La decisión llega después de que Rivers, un futuro del Salón de la Fama, asumiera el mando de la ofensiva tras la lesión de Aquiles que sufrió Daniel Jones en la Semana 14. En sus tres partidos como titular, todos ellos derrotas, Rivers ofreció un rendimiento digno que superó las expectativas.
Completó el 63% de sus pases para 544 yardas, cuatro touchdowns y tres intercepciones. Esa cifra de un póker de pases de anotación lo iguala como el tercer jugador de 44 años o más con más touchdowns lanzados en la historia de la liga.
El relevo recae ahora en Riley Leonard, seleccionado en la sexta ronda del Draft de 2025 procedente de Notre Dame. Leonard, quien llevó a los Fighting Irish al campeonato nacional universitario la temporada pasada, es conocido por su brazo preciso y sus piernas peligrosas.
En su última campaña universitaria completó el 66.7% de sus pases para 2 mil 861 yardas, 21 touchdowns y ocho intercepciones, a la vez que aportó 906 yardas terrestres y 17 anotaciones por tierra. Tuvo su primera participación en la NFL en la Semana 14, al completar 18 de 29 pases para 145 yardas y una intercepción, aunque logró anotar un touchdown terrestre.

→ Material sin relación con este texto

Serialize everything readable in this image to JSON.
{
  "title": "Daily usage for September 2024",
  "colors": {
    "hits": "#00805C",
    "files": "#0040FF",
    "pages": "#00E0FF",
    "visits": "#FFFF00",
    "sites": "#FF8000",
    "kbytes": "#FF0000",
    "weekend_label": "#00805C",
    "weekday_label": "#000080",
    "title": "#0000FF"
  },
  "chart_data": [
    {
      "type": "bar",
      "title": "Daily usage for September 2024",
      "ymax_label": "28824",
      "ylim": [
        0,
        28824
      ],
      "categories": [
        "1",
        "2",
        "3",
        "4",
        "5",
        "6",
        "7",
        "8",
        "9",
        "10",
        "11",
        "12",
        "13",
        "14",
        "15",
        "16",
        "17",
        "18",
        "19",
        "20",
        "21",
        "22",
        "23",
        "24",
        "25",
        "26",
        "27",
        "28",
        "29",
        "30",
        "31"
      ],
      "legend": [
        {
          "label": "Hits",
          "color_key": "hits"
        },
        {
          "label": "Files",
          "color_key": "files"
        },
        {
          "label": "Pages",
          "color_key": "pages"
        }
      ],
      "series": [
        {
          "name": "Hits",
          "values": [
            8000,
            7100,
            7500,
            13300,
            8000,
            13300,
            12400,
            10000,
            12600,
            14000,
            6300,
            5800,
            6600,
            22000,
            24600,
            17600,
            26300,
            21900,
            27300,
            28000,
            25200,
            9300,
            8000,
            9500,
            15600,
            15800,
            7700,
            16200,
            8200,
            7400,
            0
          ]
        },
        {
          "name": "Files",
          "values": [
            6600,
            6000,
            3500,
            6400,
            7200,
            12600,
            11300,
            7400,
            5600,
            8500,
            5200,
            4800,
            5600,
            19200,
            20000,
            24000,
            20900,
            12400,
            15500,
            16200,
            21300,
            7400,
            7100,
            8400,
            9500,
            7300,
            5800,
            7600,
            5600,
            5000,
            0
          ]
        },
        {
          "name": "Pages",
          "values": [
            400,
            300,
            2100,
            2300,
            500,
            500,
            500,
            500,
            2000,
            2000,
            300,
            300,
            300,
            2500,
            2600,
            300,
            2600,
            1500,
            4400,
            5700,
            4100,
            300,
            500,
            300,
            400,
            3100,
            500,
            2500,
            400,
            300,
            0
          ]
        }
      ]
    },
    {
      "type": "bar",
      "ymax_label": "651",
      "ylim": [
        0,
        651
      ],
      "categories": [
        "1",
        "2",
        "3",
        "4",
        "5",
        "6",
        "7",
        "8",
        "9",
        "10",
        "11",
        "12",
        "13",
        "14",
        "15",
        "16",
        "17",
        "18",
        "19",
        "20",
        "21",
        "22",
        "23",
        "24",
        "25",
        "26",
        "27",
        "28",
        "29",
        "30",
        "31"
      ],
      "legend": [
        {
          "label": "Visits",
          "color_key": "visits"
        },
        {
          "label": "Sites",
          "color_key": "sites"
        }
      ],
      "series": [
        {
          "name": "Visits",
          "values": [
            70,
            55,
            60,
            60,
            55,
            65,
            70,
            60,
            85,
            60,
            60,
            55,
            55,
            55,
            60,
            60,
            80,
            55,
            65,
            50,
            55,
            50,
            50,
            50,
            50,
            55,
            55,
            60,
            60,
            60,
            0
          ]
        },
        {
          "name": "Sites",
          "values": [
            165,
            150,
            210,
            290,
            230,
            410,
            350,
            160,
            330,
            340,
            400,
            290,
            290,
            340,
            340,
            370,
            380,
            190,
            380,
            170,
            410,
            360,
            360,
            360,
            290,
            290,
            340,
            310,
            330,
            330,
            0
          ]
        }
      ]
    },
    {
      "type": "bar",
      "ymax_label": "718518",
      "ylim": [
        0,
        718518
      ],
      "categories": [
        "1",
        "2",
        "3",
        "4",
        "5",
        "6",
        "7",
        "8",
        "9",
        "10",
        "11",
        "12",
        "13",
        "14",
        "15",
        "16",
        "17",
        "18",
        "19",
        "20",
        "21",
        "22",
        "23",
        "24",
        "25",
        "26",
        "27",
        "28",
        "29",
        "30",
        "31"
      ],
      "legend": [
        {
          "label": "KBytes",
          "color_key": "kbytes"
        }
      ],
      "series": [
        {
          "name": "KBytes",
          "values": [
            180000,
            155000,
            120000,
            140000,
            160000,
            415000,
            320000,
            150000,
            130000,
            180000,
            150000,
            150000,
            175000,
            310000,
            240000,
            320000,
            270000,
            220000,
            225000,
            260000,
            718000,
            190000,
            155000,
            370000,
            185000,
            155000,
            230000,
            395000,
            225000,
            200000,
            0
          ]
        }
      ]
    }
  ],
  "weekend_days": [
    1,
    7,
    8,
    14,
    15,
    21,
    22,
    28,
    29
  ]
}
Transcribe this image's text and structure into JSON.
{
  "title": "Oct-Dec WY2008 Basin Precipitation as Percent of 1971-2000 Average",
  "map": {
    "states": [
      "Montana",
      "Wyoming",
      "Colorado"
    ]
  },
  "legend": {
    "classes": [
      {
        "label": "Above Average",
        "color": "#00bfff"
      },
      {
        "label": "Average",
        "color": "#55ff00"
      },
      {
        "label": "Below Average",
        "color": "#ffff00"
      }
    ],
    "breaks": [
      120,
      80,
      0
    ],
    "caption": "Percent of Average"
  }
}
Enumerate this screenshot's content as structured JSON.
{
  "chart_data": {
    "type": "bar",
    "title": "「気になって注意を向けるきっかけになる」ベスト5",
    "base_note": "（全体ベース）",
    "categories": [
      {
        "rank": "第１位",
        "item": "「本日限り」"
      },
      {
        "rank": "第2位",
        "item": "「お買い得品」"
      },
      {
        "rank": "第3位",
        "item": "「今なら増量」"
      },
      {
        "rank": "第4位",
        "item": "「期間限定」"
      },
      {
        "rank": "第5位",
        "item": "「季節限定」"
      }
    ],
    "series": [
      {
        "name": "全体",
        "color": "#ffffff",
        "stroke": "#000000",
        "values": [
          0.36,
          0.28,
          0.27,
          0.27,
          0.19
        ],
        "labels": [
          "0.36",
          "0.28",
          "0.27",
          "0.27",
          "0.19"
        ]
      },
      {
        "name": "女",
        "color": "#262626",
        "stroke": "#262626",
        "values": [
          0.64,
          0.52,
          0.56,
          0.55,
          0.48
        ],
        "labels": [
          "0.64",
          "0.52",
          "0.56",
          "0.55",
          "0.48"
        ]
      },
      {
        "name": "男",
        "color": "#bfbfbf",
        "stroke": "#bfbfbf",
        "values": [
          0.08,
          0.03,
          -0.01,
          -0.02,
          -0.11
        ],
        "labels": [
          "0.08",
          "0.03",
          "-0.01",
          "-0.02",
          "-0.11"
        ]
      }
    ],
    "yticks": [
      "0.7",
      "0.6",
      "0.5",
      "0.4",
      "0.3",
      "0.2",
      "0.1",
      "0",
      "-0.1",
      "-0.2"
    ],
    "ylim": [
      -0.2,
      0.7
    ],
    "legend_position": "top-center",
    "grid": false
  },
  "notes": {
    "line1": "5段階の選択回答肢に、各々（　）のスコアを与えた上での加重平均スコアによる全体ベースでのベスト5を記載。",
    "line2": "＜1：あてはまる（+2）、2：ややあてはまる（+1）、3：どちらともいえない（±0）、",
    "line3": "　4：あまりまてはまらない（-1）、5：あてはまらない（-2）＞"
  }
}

Para los Colts, esta última jornada sirve para evaluar al mariscal de campo más joven de su plantilla después de una temporada que se desmoronó dramáticamente. Tras un prometedor inicio de 8-2, el equipo cayó en una racha de seis derrotas consecutivas que lo dejó fuera de la contienda por los Playoffs.
Ahora, el entrenador Shane Steichen aprovechará el partido sin trascendencia deportiva para obtener una valiosa mirada al potencial de Leonard y un eterno agradecimiento a Rivers por volver al campo tras cinco temporadas retirado, solo con tal de ayudar al equipo tras la lesión de Jones.